Cochran in his own field is quite smart, as are many of his peers. BUT ... none of them can handle the reality of dirty tribal politics, imminent death/danger, degrading physical conditions, and the requirement for soul-sapping physical labor.

Simply put Cochran is incapable of doing the work that a 35 year old Marine Captain can do. Cochran and his social class could not work as hard, as smart, and as long at the pure ragged edge of exhaustion.]

I'd agree that Bush is fundamentally lazy. This problem of the elite social class being lazy and inept has been well known and Bush should have taken careers and reputations by publicly firing/shaming examples including his own cabinet members.

At least Rudy and Romney are not what you'd call lazy men.

Brian said...

Yeah it's BDS and also "blame the Jews."

He didn't say "Jews". You desparately want to find evidence of antisemitism, but you can't.

And lets just have a little refresher on the lead up to the Iraq war.

According to Philip Zelikow, a former member of the president’s Foreign Intelligence Advisory Board, the executive director of the 9/11 Commission, and now a counsellor to Condoleezza Rice, the ‘real threat’ from Iraq was not a threat to the United States. The ‘unstated threat’ was the ‘threat against Israel’, Zelikow told an audience at the University of Virginia in September 2002. ‘The American government,’ he added, ‘doesn’t want to lean too hard on it rhetorically, because it is not a popular sell.’

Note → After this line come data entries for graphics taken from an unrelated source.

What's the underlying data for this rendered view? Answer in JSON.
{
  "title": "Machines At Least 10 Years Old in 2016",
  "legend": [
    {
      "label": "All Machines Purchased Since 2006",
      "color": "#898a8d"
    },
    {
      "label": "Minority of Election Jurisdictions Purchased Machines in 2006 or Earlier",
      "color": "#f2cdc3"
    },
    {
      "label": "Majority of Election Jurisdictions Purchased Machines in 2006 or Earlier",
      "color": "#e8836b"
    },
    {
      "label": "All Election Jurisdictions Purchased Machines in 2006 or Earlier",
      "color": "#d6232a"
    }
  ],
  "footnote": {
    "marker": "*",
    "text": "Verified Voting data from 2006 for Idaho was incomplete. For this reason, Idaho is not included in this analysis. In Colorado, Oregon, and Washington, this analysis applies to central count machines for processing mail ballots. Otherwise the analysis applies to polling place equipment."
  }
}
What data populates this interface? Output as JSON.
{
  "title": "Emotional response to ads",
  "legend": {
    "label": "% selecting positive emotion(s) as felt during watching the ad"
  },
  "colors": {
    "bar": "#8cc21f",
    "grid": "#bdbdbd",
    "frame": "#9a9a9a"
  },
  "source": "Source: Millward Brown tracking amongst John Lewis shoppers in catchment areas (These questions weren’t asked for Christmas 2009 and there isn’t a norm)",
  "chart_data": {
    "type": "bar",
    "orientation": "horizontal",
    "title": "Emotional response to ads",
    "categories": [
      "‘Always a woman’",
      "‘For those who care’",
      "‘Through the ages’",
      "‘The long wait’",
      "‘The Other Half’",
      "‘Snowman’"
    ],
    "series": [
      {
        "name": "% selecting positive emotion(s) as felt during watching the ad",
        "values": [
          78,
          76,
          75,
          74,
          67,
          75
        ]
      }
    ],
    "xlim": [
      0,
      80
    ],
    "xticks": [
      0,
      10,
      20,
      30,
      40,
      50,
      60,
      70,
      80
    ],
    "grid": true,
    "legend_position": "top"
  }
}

On 16 August 2002, 11 days before Dick Cheney kicked off the campaign for war with a hardline speech to the Veterans of Foreign Wars, the Washington Post reported that ‘Israel is urging US officials not to delay a military strike against Iraq’s Saddam Hussein.’ By this point, according to Sharon, strategic co-ordination between Israel and the US had reached ‘unprecedented dimensions’, and Israeli intelligence officials had given Washington a variety of alarming reports about Iraq’s WMD programmes. As one retired Israeli general later put it, ‘Israeli intelligence was a full partner to the picture presented by American and British intelligence regarding Iraq’s non-conventional capabilities.’

Israeli leaders were deeply distressed when Bush decided to seek Security Council authorisation for war, and even more worried when Saddam agreed to let UN inspectors back in. ‘The campaign against Saddam Hussein is a must,’ Shimon Peres told reporters in September 2002. ‘Inspections and inspectors are good for decent people, but dishonest people can overcome easily inspections and inspectors.’

At the same time, Ehud Barak wrote a New York Times op-ed warning that ‘the greatest risk now lies in inaction.’ His predecessor as prime minister, Binyamin Netanyahu, published a similar piece in the Wall Street Journal, entitled: ‘The Case for Toppling Saddam’. ‘Today nothing less than dismantling his regime will do,’ he declared. ‘I believe I speak for the overwhelming majority of Israelis in supporting a pre-emptive strike against Saddam’s regime.’ Or as Ha’aretz reported in February 2003, ‘the military and political leadership yearns for war in Iraq.’

Either show these quotes are false or shut your pie hole.

BTW, Glenn Greewald is a good guy and a good American.

Not a Jewish plot, just a zionist/neocon one.


Anonymous said...

Hey, fact is the sanctions against Iran are completely against US interests and being pushed solely by the Israel Lobby.

You are not going to get good policy from an American perspective when you interest is focused on the well being of Israel.

And are you saying all Jews are Israel first supporters? I would never say such a thing (because it is not true).

Why would you?

gcochran said...

Tell me more about my social class. I gots to know!

As for that hypothetical 35-year old Marine captain -
how long can he tread water?

Anonymous said...

Why are we there in the first place?

Let's see the LWPN - Long-Winded Paranoid Neocon, aka evil neocon - fry his keyboard and synapses trying to answer THAT one.

Anonymous said...

Greg Cochran,

Wasn't Apollo 13 a near disaster and a failure (because they never got to set foot on the moon)? And didn't it take place in the '70's? Were you just being ironic in calling that the iconic film of the Space Program (in that the point of the current shuttle missions seems to be to put astronauts in peril without achieving anything)?